I am in my seventh year as a director of the local rural electric cooperative and am both an active member and past president of the Rotary Club of Buena Vista. I have just completed a four-year term as the Lake County trustee of CMC and have found it to be the most rewarding job I have ever had. I would appreciate the privilege of serving a second term (at the end of which I would be term-limited).
I vigorously supported this initiative from start to finish. It was shocking to me that there were no four-year colleges in our 12,500 square mile district, which is larger than the state of Maryland. I traveled to Denver more often than any other trustee, and testified on CMC’s behalf before the Colorado Commission on Higher Education. I actively lobbied Colorado legislators for our bill, and was present when Governor Ritter signed it into law.
I also was present when the Higher Learning Commission approved accreditation of our first two baccalaureate degrees. Our four-year program is up and running, with over 150 students enrolled and many more in the pipeline. The door of opportunity is now wide open for high school graduates (or students with their GED) to complete a four-year degree without leaving their mountain communities, and at a current total cost of under $9,000. Show me another college that can offer better value.

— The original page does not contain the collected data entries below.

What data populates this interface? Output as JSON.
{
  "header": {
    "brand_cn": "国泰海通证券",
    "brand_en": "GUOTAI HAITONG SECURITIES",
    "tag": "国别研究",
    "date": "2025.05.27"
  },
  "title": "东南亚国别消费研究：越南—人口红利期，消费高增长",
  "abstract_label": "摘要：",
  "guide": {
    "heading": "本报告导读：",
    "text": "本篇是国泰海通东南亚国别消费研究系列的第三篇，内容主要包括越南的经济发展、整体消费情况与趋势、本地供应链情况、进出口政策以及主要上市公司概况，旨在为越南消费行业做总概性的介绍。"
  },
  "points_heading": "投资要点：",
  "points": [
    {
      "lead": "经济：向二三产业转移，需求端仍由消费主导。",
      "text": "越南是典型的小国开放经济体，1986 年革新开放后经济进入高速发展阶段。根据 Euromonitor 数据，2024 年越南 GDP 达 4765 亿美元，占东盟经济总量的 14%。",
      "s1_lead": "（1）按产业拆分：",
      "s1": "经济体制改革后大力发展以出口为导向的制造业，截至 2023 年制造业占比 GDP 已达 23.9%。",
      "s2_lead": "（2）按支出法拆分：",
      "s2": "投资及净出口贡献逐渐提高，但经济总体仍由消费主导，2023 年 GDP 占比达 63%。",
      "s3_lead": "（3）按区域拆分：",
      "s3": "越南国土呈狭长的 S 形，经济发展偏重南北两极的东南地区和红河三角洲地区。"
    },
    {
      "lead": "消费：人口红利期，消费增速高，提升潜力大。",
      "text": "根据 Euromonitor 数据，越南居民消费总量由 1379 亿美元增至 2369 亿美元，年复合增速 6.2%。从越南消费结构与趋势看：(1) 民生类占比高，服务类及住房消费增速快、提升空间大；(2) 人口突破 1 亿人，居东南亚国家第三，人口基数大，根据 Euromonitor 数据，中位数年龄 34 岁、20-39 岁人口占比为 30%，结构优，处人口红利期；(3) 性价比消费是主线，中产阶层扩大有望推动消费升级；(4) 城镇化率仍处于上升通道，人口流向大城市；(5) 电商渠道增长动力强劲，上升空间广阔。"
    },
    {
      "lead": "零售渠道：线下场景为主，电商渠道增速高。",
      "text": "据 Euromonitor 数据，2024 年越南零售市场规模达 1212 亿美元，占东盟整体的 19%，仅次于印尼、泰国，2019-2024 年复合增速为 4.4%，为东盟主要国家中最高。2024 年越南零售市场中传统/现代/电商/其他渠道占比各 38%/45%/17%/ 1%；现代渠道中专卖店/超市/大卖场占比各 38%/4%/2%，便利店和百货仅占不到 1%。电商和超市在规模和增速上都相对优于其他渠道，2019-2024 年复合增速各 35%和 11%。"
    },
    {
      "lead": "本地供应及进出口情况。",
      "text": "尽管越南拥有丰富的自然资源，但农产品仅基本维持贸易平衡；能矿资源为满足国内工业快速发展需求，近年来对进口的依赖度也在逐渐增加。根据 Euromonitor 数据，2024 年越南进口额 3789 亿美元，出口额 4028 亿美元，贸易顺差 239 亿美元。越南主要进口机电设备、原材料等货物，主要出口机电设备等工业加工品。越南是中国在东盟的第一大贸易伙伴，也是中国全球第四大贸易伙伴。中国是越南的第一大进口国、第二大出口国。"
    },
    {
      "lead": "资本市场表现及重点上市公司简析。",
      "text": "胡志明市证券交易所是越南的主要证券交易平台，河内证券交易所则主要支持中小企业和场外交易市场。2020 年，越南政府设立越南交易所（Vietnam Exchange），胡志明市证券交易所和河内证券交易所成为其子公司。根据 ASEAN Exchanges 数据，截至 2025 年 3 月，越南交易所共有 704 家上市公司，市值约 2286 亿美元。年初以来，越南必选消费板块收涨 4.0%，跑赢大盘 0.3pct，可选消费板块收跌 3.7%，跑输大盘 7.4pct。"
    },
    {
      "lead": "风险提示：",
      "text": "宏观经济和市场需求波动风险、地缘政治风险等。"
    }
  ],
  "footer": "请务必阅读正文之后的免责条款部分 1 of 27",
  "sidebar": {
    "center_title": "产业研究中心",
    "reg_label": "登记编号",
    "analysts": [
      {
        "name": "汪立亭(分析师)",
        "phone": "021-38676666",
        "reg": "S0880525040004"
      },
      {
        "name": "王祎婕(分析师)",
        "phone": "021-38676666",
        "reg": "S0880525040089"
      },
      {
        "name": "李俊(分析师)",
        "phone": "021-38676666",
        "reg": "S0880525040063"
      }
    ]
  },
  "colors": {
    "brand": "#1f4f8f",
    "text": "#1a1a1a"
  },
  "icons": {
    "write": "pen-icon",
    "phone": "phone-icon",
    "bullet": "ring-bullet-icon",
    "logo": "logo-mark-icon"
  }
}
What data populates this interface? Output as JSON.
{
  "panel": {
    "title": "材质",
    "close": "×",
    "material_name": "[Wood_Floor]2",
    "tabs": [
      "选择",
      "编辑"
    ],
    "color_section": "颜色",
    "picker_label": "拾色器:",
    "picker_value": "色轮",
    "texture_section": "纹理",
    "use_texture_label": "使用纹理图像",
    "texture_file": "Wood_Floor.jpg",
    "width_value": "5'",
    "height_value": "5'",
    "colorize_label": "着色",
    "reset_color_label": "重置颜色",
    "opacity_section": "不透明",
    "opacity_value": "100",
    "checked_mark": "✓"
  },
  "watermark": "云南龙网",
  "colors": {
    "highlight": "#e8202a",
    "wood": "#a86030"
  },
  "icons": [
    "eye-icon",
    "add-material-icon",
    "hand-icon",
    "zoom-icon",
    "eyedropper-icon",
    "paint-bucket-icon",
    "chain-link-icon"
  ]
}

Attainability is not a problem anymore because our four-year degrees are offered at every one of CMC’s seven campuses (and also at our eighth campus, which exists in cyberspace). The key to affordability is sound financial management, and CMC is the best example of that in Colorado. As current college treasurer, I and the six other trustees have provided guidance and oversight to ensure that CMC remains fiscally sound. We set the example by serving without salary.
Our healthy cash reserves have allowed us the flexibility to acquire land at bargain prices and to build and renovate new facilities even in the present economic environment. This both provides jobs locally and guarantees optimal construction value for the tax dollars that we spend so carefully. I am very proud that our mill levy has remained stable for almost 20 years, and that we live wisely within our budget.